Not to mention, try it, and your entire nation would become nuclear ash.

Both complexes were self-repairing, had self-contained power supplies, and so on.

I think this is a fair threat model. And both Colossus and Guardian seemed to always be one step ahead of "the humans". They were tied into communications world wide, monitored everything telecommunications and radio wise, knew all secret codes used for communication, and even the direct lines between the US and the Soviets were eventually tapped (on the machine's orders).

Should some nation make preparations for war against Colossus, it would surely be detected. And blamo, no more nation, with a stark warning to others.

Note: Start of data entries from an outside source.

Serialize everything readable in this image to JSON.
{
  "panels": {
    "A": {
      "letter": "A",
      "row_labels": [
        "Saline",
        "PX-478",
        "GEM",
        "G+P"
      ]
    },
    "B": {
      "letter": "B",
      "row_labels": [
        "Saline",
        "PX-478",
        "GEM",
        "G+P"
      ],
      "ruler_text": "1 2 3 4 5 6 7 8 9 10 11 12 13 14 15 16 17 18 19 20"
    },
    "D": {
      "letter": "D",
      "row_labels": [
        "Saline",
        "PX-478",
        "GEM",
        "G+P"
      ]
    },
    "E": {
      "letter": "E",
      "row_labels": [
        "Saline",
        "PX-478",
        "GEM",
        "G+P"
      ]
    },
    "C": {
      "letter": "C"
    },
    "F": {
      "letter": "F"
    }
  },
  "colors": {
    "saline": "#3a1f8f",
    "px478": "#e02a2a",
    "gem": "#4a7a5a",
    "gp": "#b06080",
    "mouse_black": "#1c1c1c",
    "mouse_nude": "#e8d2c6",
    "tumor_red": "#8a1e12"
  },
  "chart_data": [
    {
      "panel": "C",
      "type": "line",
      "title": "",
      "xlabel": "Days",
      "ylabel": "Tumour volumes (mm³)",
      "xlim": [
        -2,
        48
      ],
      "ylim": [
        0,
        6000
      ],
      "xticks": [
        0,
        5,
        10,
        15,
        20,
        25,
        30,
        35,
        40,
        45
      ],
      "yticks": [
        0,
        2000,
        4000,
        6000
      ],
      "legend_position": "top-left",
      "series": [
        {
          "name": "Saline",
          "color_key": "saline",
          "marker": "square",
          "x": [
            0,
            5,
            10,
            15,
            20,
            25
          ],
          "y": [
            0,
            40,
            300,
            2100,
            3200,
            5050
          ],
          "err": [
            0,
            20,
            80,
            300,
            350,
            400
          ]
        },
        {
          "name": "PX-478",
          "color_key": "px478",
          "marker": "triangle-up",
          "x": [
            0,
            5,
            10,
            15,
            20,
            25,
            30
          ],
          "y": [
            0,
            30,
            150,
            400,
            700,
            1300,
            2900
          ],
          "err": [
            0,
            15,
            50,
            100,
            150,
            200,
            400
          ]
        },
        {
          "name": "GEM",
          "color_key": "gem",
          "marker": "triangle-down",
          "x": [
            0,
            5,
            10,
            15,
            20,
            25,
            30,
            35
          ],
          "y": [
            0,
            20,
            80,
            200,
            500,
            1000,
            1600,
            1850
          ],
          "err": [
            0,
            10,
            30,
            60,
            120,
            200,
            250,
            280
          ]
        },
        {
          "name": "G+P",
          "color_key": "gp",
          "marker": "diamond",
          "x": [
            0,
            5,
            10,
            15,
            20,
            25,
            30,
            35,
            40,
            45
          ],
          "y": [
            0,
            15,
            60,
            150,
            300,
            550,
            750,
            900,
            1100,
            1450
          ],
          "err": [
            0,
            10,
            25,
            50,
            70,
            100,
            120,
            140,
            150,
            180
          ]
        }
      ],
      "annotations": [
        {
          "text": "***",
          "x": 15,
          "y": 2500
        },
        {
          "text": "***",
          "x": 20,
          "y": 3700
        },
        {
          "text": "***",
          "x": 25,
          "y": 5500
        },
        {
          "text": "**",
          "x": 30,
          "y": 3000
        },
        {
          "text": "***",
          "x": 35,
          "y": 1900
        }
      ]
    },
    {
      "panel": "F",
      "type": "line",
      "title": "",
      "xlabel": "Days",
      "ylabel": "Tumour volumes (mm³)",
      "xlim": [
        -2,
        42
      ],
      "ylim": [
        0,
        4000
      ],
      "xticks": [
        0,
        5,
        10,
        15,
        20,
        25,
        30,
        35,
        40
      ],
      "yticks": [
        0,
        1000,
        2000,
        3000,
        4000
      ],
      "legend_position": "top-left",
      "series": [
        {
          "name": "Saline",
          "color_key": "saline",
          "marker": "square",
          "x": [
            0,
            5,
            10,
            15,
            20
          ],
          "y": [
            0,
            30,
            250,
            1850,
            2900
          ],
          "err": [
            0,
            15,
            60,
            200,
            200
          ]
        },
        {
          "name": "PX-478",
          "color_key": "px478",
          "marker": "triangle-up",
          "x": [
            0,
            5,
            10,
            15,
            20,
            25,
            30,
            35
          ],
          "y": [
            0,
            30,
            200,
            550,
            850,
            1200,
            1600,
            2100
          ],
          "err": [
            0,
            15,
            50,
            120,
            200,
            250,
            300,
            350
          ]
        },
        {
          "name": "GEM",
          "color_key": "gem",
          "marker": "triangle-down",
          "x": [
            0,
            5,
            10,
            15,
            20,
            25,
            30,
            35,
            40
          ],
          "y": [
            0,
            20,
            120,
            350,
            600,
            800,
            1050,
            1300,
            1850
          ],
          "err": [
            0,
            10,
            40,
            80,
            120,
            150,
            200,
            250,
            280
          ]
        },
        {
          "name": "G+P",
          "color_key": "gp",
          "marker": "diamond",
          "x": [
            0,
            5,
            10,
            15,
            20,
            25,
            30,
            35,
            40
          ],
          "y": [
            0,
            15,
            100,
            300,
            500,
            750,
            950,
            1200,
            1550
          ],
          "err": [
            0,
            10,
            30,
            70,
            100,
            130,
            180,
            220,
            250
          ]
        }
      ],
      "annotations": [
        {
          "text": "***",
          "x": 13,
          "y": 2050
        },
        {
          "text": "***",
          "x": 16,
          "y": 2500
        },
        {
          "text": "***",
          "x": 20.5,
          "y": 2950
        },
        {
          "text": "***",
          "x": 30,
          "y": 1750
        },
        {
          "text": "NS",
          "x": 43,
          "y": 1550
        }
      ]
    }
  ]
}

Of course, there are always plot holes and unrealistic situations. However I find it holds together, as much as any movie does.

At the very least, it engenders conversation.

Both of these are better addressed in the books. It was an intentional choice to have no override and no maintenance access. And book 2, Colossus and the Crab, actually spends a bunch of time with Colossus testing the rationality of various humans.
> difficult for me to suspend disbelief

Were you able to suspend your disbelief when watching Idiocracy [1], either in the year of its release or in the subsequent decades? (^;

[1] https://en.wikipedia.org/wiki/Idiocracy

Idiocracy is a comedy and as such doesn't require as much suspension of disbelief.
I love the movie but you have a point and I can see how it could make it hard to buy into

Interestingly I typed this prompt into a LLM and it was interesting to see it's lists. I'm not going to list the answers I got here but I kept asking for more.

> List 10 famous movies that have glaring plot holes or premises that make no sense. Example: In Star Wars, they have a planet destroying machine but don't just blow up the planet and instead wait to "clear the planet" before blowing up the moon (please, no arguments about reasons)

You are rational. There are plenty of moments where doing the rational thing would end the story.

You are not the president of the United States. That is Donald Trump.

Do you see how the plot is consistent?